Catholic author and pamphleteer

Reverend or Father John A. O'Brien (1893-1980), whose full name was John Anthony O'Brien, was an influential progressive American Catholic scholar, pamphleteer and writer.

==Early life==
O'Brien was born on 20 January 1893 in Peoria, Illinois. He was ordained as a priest of the Diocese of Peoria by Bishop Edmund M. Dunne. He served as chaplain for the Catholic students at the University of Illinois and earned a Ph.D. in psychology there. He started the Newman Foundation at the University of Illinois.

==Career==
In total, O'Brien published over forty books. Among them were The White Harvest (1927) and Catholics and Scholarship (1938), influential collections of essays by participants at symposia he organized. In 1938 he published a book about Catholicism directed at non-Catholics called The Faith of Millions, which became a best-seller. Also among his most popular publications were the five books in a series called The Road to Damascus, published between 1949 and 1956, in which seventy-eight prominent converts to Catholicism gave accounts of what had led them to the Church.

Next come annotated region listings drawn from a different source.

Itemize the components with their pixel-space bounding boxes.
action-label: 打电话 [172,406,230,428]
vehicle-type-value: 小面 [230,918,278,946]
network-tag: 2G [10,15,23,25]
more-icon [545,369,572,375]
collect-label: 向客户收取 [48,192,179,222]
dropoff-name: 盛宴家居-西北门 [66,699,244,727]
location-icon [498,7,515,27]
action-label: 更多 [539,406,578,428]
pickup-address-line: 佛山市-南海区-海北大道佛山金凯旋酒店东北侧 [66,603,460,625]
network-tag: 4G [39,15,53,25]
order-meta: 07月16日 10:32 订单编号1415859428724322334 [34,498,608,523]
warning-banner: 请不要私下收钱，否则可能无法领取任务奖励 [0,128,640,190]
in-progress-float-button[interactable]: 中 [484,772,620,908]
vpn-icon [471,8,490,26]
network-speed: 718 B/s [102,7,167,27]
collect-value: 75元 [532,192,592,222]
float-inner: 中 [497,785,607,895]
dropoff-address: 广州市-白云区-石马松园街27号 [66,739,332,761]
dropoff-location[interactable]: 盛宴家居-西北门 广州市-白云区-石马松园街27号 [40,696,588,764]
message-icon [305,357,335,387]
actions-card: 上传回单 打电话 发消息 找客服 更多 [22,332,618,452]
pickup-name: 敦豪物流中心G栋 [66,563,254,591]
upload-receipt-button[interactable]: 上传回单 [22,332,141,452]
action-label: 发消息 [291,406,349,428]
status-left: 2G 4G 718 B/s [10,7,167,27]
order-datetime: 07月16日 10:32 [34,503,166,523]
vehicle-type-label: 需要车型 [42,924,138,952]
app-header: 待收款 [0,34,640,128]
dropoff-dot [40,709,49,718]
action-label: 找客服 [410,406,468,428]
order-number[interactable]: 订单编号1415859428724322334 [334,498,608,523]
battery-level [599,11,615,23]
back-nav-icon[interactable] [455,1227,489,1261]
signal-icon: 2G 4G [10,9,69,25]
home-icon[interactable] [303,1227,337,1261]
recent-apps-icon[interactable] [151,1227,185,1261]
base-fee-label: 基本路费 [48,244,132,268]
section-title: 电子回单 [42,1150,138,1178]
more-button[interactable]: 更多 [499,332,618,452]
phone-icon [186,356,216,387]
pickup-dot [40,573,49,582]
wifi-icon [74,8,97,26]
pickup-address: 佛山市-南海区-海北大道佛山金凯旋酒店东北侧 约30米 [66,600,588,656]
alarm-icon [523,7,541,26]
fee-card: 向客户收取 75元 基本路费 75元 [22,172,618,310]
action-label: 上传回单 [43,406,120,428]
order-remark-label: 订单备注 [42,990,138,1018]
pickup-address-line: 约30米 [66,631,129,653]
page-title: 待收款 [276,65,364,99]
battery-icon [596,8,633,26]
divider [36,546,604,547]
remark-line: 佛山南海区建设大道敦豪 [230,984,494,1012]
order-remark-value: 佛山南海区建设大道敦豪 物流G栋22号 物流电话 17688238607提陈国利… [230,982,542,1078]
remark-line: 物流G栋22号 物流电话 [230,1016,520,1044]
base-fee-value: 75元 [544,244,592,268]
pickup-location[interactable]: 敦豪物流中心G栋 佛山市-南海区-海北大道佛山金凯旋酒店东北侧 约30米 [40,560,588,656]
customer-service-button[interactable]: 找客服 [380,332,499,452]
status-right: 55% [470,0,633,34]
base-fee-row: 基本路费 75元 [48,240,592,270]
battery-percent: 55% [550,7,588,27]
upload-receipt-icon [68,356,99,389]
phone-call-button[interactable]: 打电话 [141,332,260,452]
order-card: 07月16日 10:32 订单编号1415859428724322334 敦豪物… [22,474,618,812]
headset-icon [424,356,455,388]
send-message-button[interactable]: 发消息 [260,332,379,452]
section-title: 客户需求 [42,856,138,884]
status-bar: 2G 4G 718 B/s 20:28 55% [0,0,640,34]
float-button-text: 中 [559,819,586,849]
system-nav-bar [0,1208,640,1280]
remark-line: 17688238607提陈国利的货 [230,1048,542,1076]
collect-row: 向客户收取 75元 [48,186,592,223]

The contributors included Evelyn Waugh, Clare Booth Luce, Avery Dulles, Dorothy Day, Raïssa Maritain, Thomas Merton, Ronald Knox and Leonard Cheshire. O'Brien remained at the University of Illinois for twenty-two years. In 1939, he spent a year at Oxford University and published Thunder from the Left, a critique of communism. For the rest of his life he taught at the University of Notre Dame and wrote. His work often focused on the compatibility of science and Catholicism. He published two books on evolution, Evolution and Religion (1932) and God and Evolution (1961).

==Birth control==
An interest in birth control arose among Catholics in America as a result of the challenge to the family economy posed by the Great Depression in the 1930s and the approval of artificial contraception by Jewish and Anglican authorities. O'Brien made an attempt that was progressive at the time to move the issue of birth control away from religion and into the realm of science. In his book Natural Birth Control (1938), he presented the "rhythm method" as the ideal non-artificial birth control for Catholics. O'Brien's psychological approach was influenced by the thought of the German Catholic ethicist Dietrich von Hildebrand, who argued in his 1928 book In Defence of Purity that, besides its procreative aspect, marital sexuality plays a vital role in enhancing the unique interpersonal union that gives marriage its greater meaning. O'Brien's views, however, clashed with those of conservatives in the Catholic Church, who promoted total abstinence as exemplified by the encyclical Casti connubii (1930), which restated the objection to artificial conception.

==Awards and Death==
In 1973, the University of Notre Dame awarded him the Laetare Medal, a degree Notre Dame bestows on American Catholics for outstanding service to the Catholic Church and society. He died on 18 April 1980 in South Bend, Indiana, after a long illness.